Petenis berusia 35 tahun itu tidak membuatnya mudah untuk dirinya sendiri, menemukan dirinya kembali ke urutan keenam setelah lima lap, 20 detik dari keunggulan.

Tapi Hamilton menunggu waktunya, memilih untuk terus menggunakan ban yang sudah aus untuk menyalip mereka yang memilih pit di depannya.

Dan pada akhirnya dia membuatnya tampak mudah, dengan rival juara dan rekan setimnya Valtteri Bottas finis di urutan ke-14.

Kebuntuan kontrak

Sementara Hamilton memiliki niat untuk melanjutkan tahun depan dalam upaya untuk mengalahkan Schumacher, saat ini tidak jelas untuk siapa dia akan mengemudi.

Kontraknya dengan Mercedes akan berakhir dalam enam minggu dan pembicaraan saat ini terhenti, terlepas dari desakan pengemudi bahwa dia ingin tetap bersama tim.

Meskipun dia sebelumnya menyarankan dia bisa keluar dari olahraga pada akhir tahun, tampaknya tak terelakkan bahwa Hamilton akan memperpanjang kontrak £ 40 juta per tahun setidaknya 12 bulan, terutama sekarang dia didorong dengan motivasi segar.

Tetapi sampai dia menandatangani di garis putus-putus, ketidakpastian tentang masa depannya akan tetap ada.

Bisakah Hamilton membuatnya menjadi delapan?

Masih ada tiga balapan tersisa di musim F1 saat ini, tapi Hamilton sudah mengawasi tahun depan, bermimpi merebut gelar kedelapannya.

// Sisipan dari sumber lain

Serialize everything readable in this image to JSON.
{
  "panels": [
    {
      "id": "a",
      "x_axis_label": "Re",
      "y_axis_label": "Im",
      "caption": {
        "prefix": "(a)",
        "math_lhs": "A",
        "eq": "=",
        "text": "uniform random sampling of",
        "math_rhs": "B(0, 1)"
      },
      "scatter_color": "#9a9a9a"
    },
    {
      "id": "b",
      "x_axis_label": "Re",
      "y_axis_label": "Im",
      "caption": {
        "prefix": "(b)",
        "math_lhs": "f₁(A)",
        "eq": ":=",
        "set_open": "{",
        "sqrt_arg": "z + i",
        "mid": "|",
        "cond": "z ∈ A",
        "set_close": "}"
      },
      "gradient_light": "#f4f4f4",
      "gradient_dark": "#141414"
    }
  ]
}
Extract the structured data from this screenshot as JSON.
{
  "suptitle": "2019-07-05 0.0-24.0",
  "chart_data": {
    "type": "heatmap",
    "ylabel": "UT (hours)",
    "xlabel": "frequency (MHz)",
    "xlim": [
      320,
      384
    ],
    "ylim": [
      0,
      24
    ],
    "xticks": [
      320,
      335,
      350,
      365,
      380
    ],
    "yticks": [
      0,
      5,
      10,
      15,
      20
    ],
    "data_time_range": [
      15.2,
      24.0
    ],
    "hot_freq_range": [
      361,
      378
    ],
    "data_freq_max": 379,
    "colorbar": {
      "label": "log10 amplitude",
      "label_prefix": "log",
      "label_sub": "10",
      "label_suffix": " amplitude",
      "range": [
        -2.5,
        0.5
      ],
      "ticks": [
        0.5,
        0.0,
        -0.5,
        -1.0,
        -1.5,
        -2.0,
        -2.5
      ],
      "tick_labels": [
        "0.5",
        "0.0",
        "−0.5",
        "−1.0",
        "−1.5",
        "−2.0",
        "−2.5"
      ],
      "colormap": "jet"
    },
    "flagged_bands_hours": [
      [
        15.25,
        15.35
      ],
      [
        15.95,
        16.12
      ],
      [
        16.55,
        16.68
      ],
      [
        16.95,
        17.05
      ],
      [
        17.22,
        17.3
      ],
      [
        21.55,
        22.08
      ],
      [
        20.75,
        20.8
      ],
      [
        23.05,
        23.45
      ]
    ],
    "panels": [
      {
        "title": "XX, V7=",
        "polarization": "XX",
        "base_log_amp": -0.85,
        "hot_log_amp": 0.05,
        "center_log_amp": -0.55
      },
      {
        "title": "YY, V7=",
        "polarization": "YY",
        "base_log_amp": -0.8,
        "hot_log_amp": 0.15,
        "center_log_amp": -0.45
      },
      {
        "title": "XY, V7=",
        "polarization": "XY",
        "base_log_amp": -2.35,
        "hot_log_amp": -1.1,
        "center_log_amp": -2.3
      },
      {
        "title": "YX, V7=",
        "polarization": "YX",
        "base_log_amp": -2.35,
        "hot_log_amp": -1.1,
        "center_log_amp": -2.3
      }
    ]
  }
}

Dia kemungkinan besar melakukannya dengan Coral, dengan pedagang kami memberi harga pada orang Inggris 2/5 untuk memenangkan Kejuaraan Dunia musim depan.

Rekan setim Hamilton di Mercedes, Bottas, adalah pesaing paling mungkin berikutnya 5/1.

Dan gelar juara dunia F1 mungkin bukan akhir dari pengakuan Hamilton pada 2020. Dia favorit jelas di Genap dinobatkan sebagai BBC Sports Personality of the Year.

Sementara itu, dia juga Evens untuk dianugerahi gelar bangsawan oleh Ratu dalam daftar Penghargaan Tahun Barunya.

Lihat peluang Formula Satu terbaru.

Semua peluang dan pasar benar pada tanggal publikasi.